MCMC is incredibly useful. It can simulate any probability model, and calculate (approximately) any probability or expectation. It makes practical many forms of statisticial inference that were impossible before MCMC (not to mention many other uses outside of statistics).

The theory of OMC is just elementary statistics. Suppose we want to evaluate an expectation E f(X) using simulations X₁, X₂, ..., X_n IID from the same distribution as X. Define Y_i = f (X_i). Then the expectation we are trying to estimate is the unknown true population mean of the Y_i, which are an IID sample from this population. Anyone who has had introductory statistics knows what to do now (a z test or confidence interval or a t test or confidence interval if n is small).

MCMC is much the same, only a few things change.

The samples (simulations) X₁, X₂, ... are no longer either independent or identically distributed.
We arrange things so that they are asymptotically identically distributed (the Markov chain theory term is positive recurrent).
We arrange things to that the asymptotic marginal distribution of the X_i (the Markov chain theory term is the invariant or the stationary distribution) is the distribution we want to know about.
Because the samples are dependent, we must use methods from time series analysis to estimate the asymptotic variance of the sample mean of the Y_i.

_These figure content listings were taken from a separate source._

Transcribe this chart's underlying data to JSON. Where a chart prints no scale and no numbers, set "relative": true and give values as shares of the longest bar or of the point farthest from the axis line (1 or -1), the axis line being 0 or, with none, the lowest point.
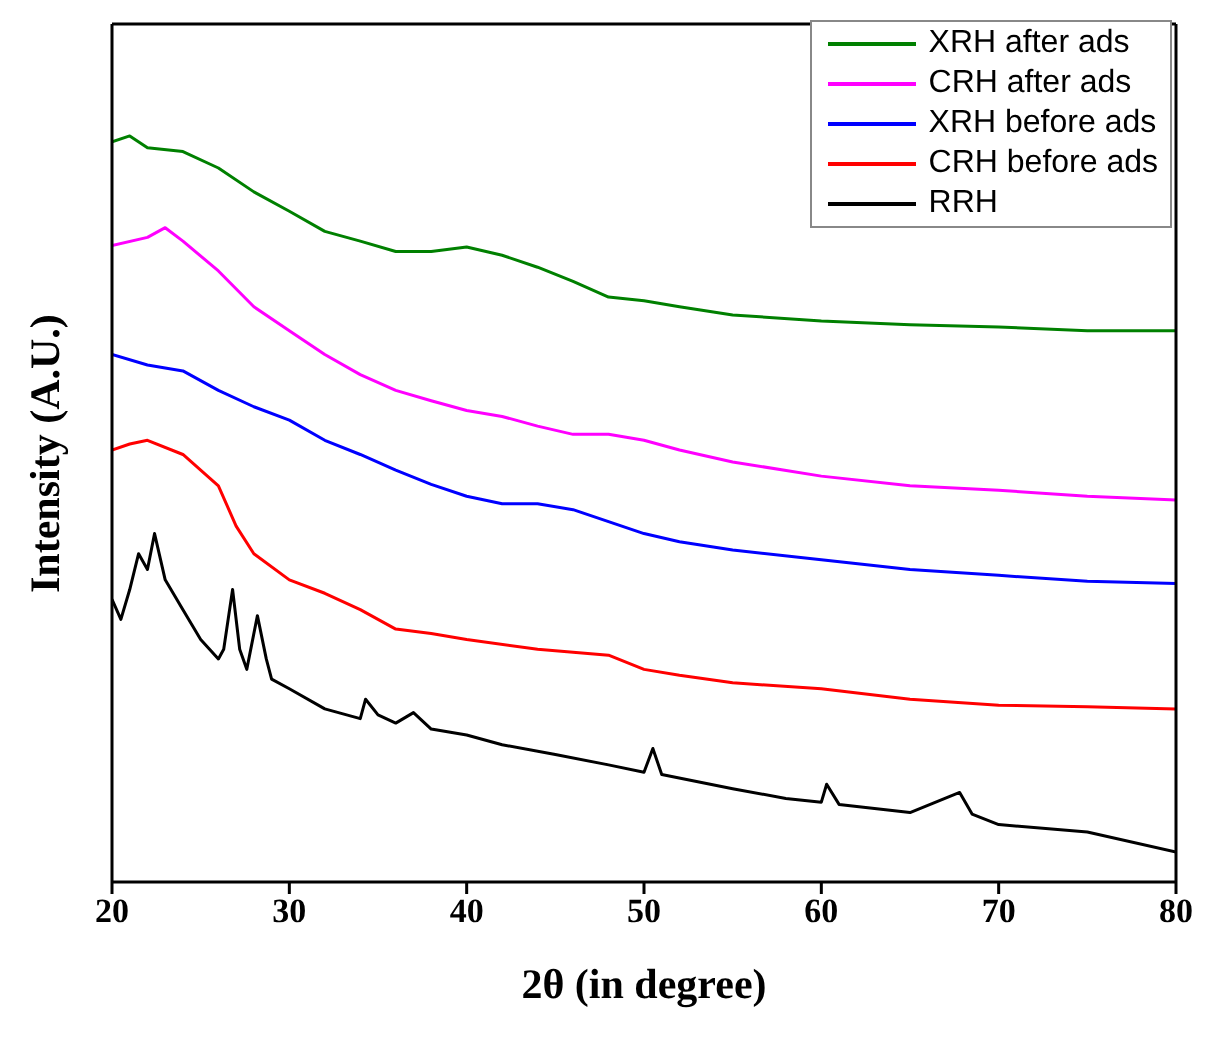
{
  "chart_data": {
    "type": "line",
    "xlabel": "2θ (in degree)",
    "ylabel": "Intensity (A.U.)",
    "relative": true,
    "xlim": [
      20,
      80
    ],
    "xticks": [
      20,
      30,
      40,
      50,
      60,
      70,
      80
    ],
    "legend": "top right",
    "marker": "none",
    "line_style": "solid",
    "series": [
      {
        "name": "XRH after ads",
        "color": "#008000",
        "x": [
          20,
          21,
          22,
          24,
          26,
          28,
          30,
          32,
          34,
          36,
          38,
          40,
          42,
          44,
          46,
          48,
          50,
          52,
          55,
          60,
          65,
          70,
          75,
          80
        ],
        "values": [
          0.992,
          1.0,
          0.984,
          0.979,
          0.957,
          0.925,
          0.899,
          0.872,
          0.859,
          0.845,
          0.845,
          0.851,
          0.84,
          0.824,
          0.805,
          0.784,
          0.779,
          0.771,
          0.76,
          0.752,
          0.747,
          0.744,
          0.739,
          0.739
        ]
      },
      {
        "name": "CRH after ads",
        "color": "#ff00ff",
        "x": [
          20,
          22,
          23,
          24,
          26,
          28,
          30,
          32,
          34,
          36,
          38,
          40,
          42,
          44,
          46,
          48,
          50,
          52,
          55,
          60,
          65,
          70,
          75,
          80
        ],
        "values": [
          0.853,
          0.864,
          0.877,
          0.859,
          0.819,
          0.771,
          0.739,
          0.707,
          0.68,
          0.659,
          0.645,
          0.632,
          0.624,
          0.611,
          0.6,
          0.6,
          0.592,
          0.579,
          0.563,
          0.544,
          0.531,
          0.525,
          0.517,
          0.512
        ]
      },
      {
        "name": "XRH before ads",
        "color": "#0000ff",
        "x": [
          20,
          22,
          24,
          26,
          28,
          30,
          32,
          34,
          36,
          38,
          40,
          42,
          44,
          46,
          48,
          50,
          52,
          55,
          60,
          65,
          70,
          75,
          80
        ],
        "values": [
          0.707,
          0.693,
          0.685,
          0.659,
          0.637,
          0.619,
          0.592,
          0.573,
          0.552,
          0.533,
          0.517,
          0.507,
          0.507,
          0.499,
          0.483,
          0.467,
          0.456,
          0.445,
          0.432,
          0.419,
          0.411,
          0.403,
          0.4
        ]
      },
      {
        "name": "CRH before ads",
        "color": "#ff0000",
        "x": [
          20,
          21,
          22,
          24,
          26,
          27,
          28,
          30,
          32,
          34,
          36,
          38,
          40,
          44,
          48,
          50,
          52,
          55,
          60,
          65,
          70,
          75,
          80
        ],
        "values": [
          0.579,
          0.587,
          0.592,
          0.573,
          0.531,
          0.477,
          0.44,
          0.405,
          0.387,
          0.365,
          0.339,
          0.333,
          0.325,
          0.312,
          0.304,
          0.285,
          0.277,
          0.267,
          0.259,
          0.245,
          0.237,
          0.235,
          0.232
        ]
      },
      {
        "name": "RRH",
        "color": "#000000",
        "x": [
          20,
          20.5,
          21,
          21.5,
          22,
          22.4,
          23,
          24,
          25,
          26,
          26.3,
          26.8,
          27.2,
          27.6,
          28.2,
          28.7,
          29,
          30,
          32,
          34,
          34.3,
          35,
          36,
          37,
          38,
          40,
          42,
          45,
          48,
          50,
          50.5,
          51,
          55,
          58,
          60,
          60.3,
          61,
          65,
          67.8,
          68.5,
          70,
          75,
          80
        ],
        "values": [
          0.379,
          0.352,
          0.392,
          0.44,
          0.419,
          0.467,
          0.405,
          0.365,
          0.325,
          0.299,
          0.312,
          0.392,
          0.312,
          0.285,
          0.357,
          0.299,
          0.272,
          0.259,
          0.232,
          0.219,
          0.245,
          0.224,
          0.213,
          0.227,
          0.205,
          0.197,
          0.184,
          0.171,
          0.157,
          0.147,
          0.179,
          0.144,
          0.125,
          0.112,
          0.107,
          0.131,
          0.104,
          0.093,
          0.12,
          0.091,
          0.077,
          0.067,
          0.04
        ]
      }
    ]
  }
}
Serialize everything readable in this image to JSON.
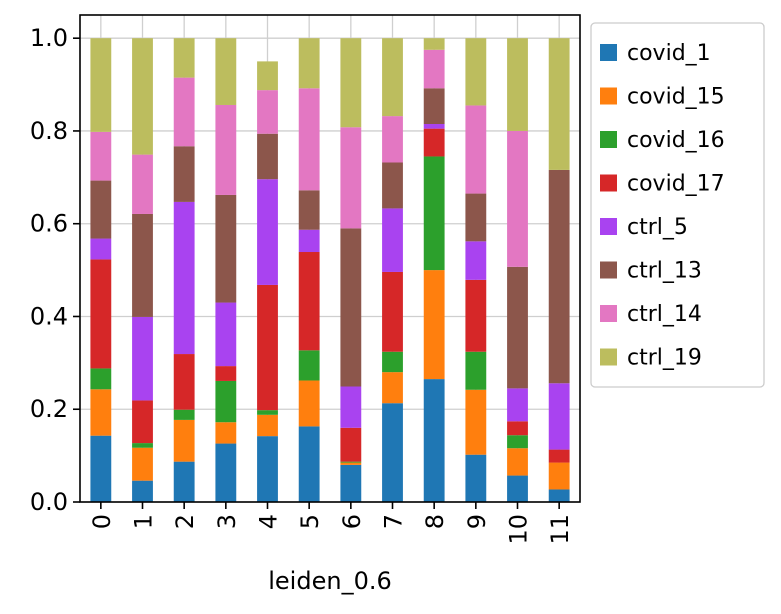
{
  "chart_data": {
    "type": "bar",
    "stacked": true,
    "title": "",
    "xlabel": "leiden_0.6",
    "ylabel": "",
    "ylim": [
      0,
      1.05
    ],
    "yticks": [
      "0.0",
      "0.2",
      "0.4",
      "0.6",
      "0.8",
      "1.0"
    ],
    "ytick_values": [
      0,
      0.2,
      0.4,
      0.6,
      0.8,
      1.0
    ],
    "grid": true,
    "legend_position": "outside-right",
    "categories": [
      "0",
      "1",
      "2",
      "3",
      "4",
      "5",
      "6",
      "7",
      "8",
      "9",
      "10",
      "11"
    ],
    "series": [
      {
        "name": "covid_1",
        "color": "#1f77b4",
        "values": [
          0.143,
          0.046,
          0.087,
          0.126,
          0.142,
          0.163,
          0.08,
          0.213,
          0.265,
          0.102,
          0.057,
          0.027
        ]
      },
      {
        "name": "covid_15",
        "color": "#ff7f0e",
        "values": [
          0.1,
          0.071,
          0.09,
          0.046,
          0.046,
          0.099,
          0.005,
          0.067,
          0.235,
          0.14,
          0.059,
          0.058
        ]
      },
      {
        "name": "covid_16",
        "color": "#2ca02c",
        "values": [
          0.045,
          0.01,
          0.022,
          0.089,
          0.01,
          0.065,
          0.002,
          0.044,
          0.245,
          0.082,
          0.028,
          0.0
        ]
      },
      {
        "name": "covid_17",
        "color": "#d62728",
        "values": [
          0.235,
          0.092,
          0.12,
          0.032,
          0.27,
          0.212,
          0.073,
          0.172,
          0.06,
          0.155,
          0.03,
          0.028
        ]
      },
      {
        "name": "ctrl_5",
        "color": "#a943f0",
        "values": [
          0.045,
          0.18,
          0.328,
          0.137,
          0.228,
          0.048,
          0.089,
          0.137,
          0.01,
          0.083,
          0.071,
          0.143
        ]
      },
      {
        "name": "ctrl_13",
        "color": "#8c564b",
        "values": [
          0.125,
          0.222,
          0.12,
          0.232,
          0.098,
          0.085,
          0.341,
          0.099,
          0.077,
          0.103,
          0.262,
          0.46
        ]
      },
      {
        "name": "ctrl_14",
        "color": "#e377c2",
        "values": [
          0.105,
          0.128,
          0.148,
          0.194,
          0.094,
          0.22,
          0.218,
          0.1,
          0.083,
          0.19,
          0.293,
          0.0
        ]
      },
      {
        "name": "ctrl_19",
        "color": "#bcbd5e",
        "values": [
          0.202,
          0.251,
          0.085,
          0.144,
          0.062,
          0.108,
          0.192,
          0.168,
          0.025,
          0.145,
          0.2,
          0.284
        ]
      }
    ]
  }
}
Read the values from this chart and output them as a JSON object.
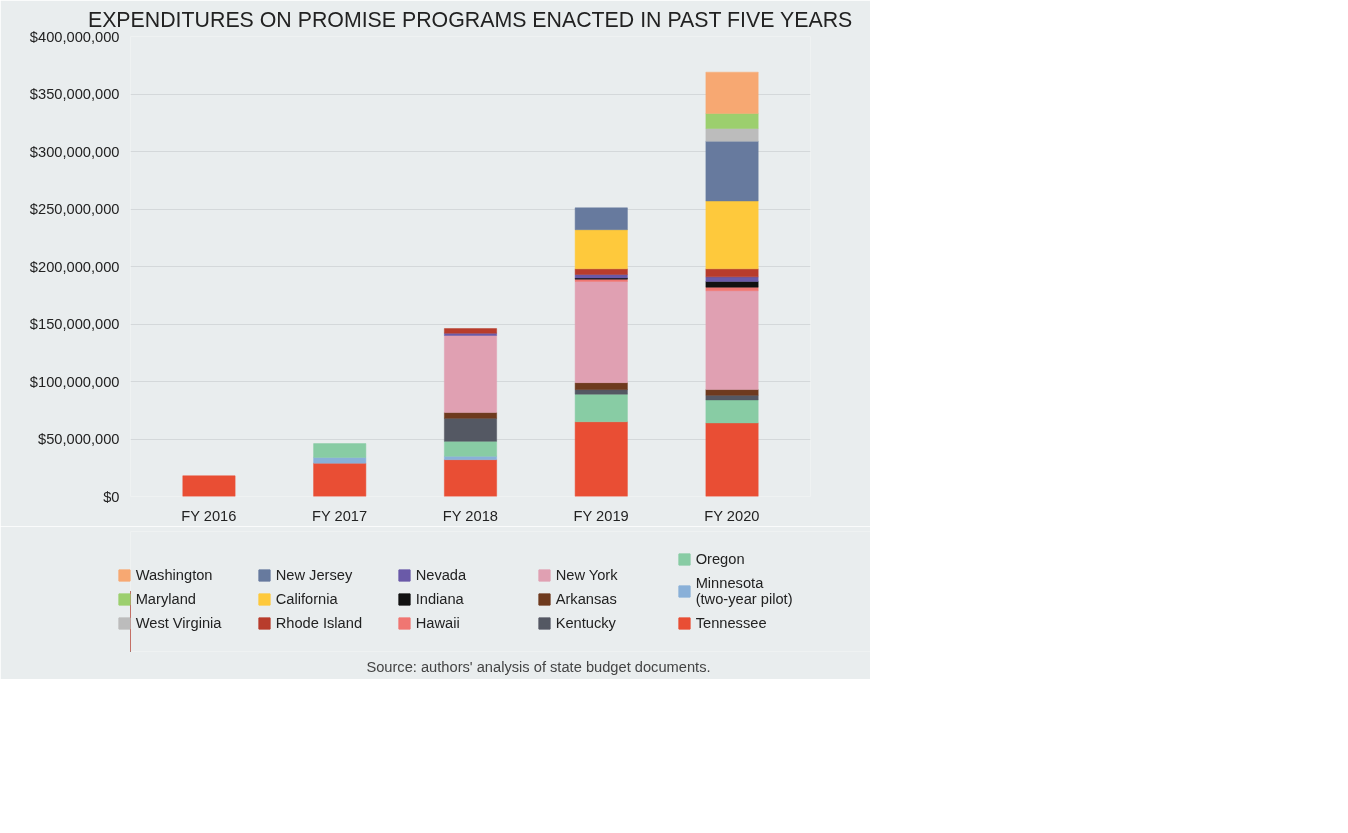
{
  "chart_data": {
    "type": "bar",
    "stacked": true,
    "title": "EXPENDITURES ON PROMISE PROGRAMS ENACTED IN PAST FIVE YEARS",
    "categories": [
      "FY 2016",
      "FY 2017",
      "FY 2018",
      "FY 2019",
      "FY 2020"
    ],
    "ylim": [
      0,
      400000000
    ],
    "yticks": [
      {
        "value": 0,
        "label": "$0"
      },
      {
        "value": 50000000,
        "label": "$50,000,000"
      },
      {
        "value": 100000000,
        "label": "$100,000,000"
      },
      {
        "value": 150000000,
        "label": "$150,000,000"
      },
      {
        "value": 200000000,
        "label": "$200,000,000"
      },
      {
        "value": 250000000,
        "label": "$250,000,000"
      },
      {
        "value": 300000000,
        "label": "$300,000,000"
      },
      {
        "value": 350000000,
        "label": "$350,000,000"
      },
      {
        "value": 400000000,
        "label": "$400,000,000"
      }
    ],
    "grid": "y",
    "legend": "bottom",
    "series": [
      {
        "name": "Tennessee",
        "color": "#e94e34",
        "values": [
          18000000,
          29000000,
          32000000,
          65000000,
          64000000
        ]
      },
      {
        "name": "Minnesota\n(two-year pilot)",
        "color": "#89b0d8",
        "values": [
          null,
          5000000,
          3000000,
          null,
          null
        ]
      },
      {
        "name": "Oregon",
        "color": "#88cca4",
        "values": [
          null,
          12000000,
          13000000,
          24000000,
          20000000
        ]
      },
      {
        "name": "Kentucky",
        "color": "#545863",
        "values": [
          null,
          null,
          20000000,
          4000000,
          4000000
        ]
      },
      {
        "name": "Arkansas",
        "color": "#6e3a1e",
        "values": [
          null,
          null,
          5000000,
          6000000,
          5000000
        ]
      },
      {
        "name": "New York",
        "color": "#e0a0b2",
        "values": [
          null,
          null,
          67000000,
          88000000,
          86000000
        ]
      },
      {
        "name": "Hawaii",
        "color": "#f07672",
        "values": [
          null,
          null,
          null,
          2000000,
          3000000
        ]
      },
      {
        "name": "Indiana",
        "color": "#111111",
        "values": [
          null,
          null,
          null,
          1000000,
          5000000
        ]
      },
      {
        "name": "Nevada",
        "color": "#6a5aa8",
        "values": [
          null,
          null,
          2000000,
          3000000,
          4000000
        ]
      },
      {
        "name": "Rhode Island",
        "color": "#b83c2c",
        "values": [
          null,
          null,
          4000000,
          5000000,
          7000000
        ]
      },
      {
        "name": "California",
        "color": "#fec93c",
        "values": [
          null,
          null,
          null,
          34000000,
          59000000
        ]
      },
      {
        "name": "New Jersey",
        "color": "#677a9e",
        "values": [
          null,
          null,
          null,
          19000000,
          52000000
        ]
      },
      {
        "name": "West Virginia",
        "color": "#bcbcbc",
        "values": [
          null,
          null,
          null,
          null,
          11000000
        ]
      },
      {
        "name": "Maryland",
        "color": "#9ccf6e",
        "values": [
          null,
          null,
          null,
          null,
          13000000
        ]
      },
      {
        "name": "Washington",
        "color": "#f7a872",
        "values": [
          null,
          null,
          null,
          null,
          36000000
        ]
      }
    ],
    "annotations": [
      "Source:  authors' analysis of state budget documents."
    ]
  }
}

These issues take us out of the realm of introductory statistics, but they are things every statistician should know.

The course will cover both theory and practice of MCMC.

In the realm of theory, we will follow the textbook of Meyn and Tweedie, unfortunately now out of print, but fortunately now on-line courtesy of Sean Meyn. Much of the book is not relevant to MCMC, but much is, especially Chapters 2, 3, 4, 9, 16, and 17.

In the realm of practice, we will not follow a textbook, the available monographs on the subject (Robert and Casella, 2004; Liu, 2001; Chen, Shao, and Ibrahim, 2000; W. R. Gilks, S. Richardson, D. J. Spiegelhalter, 1995) being not to my taste. However, we will cover the basic algorithm (the Metropolis-Hastings-Green algorithm) and its many variants.

MCMC is often blathered about by certain statisticians as a method of Bayesian inference (in fact some of the books I dislike mentioned above do that). It is that, of course, but it is much more. It is (as I said above) the most general possible simulation method. It is useful for any probabilistic problem in which probabilities and expectations are difficult to calculate exactly and must be done by Monte Carlo (simulation).

Hence we will spend some time on non-Bayesian statistical applications, in particular on MCMC likelihood inference (for problems with complex dependence, such as in spatial statistics, or for problems with latent variables, such as generalized linear mixed models).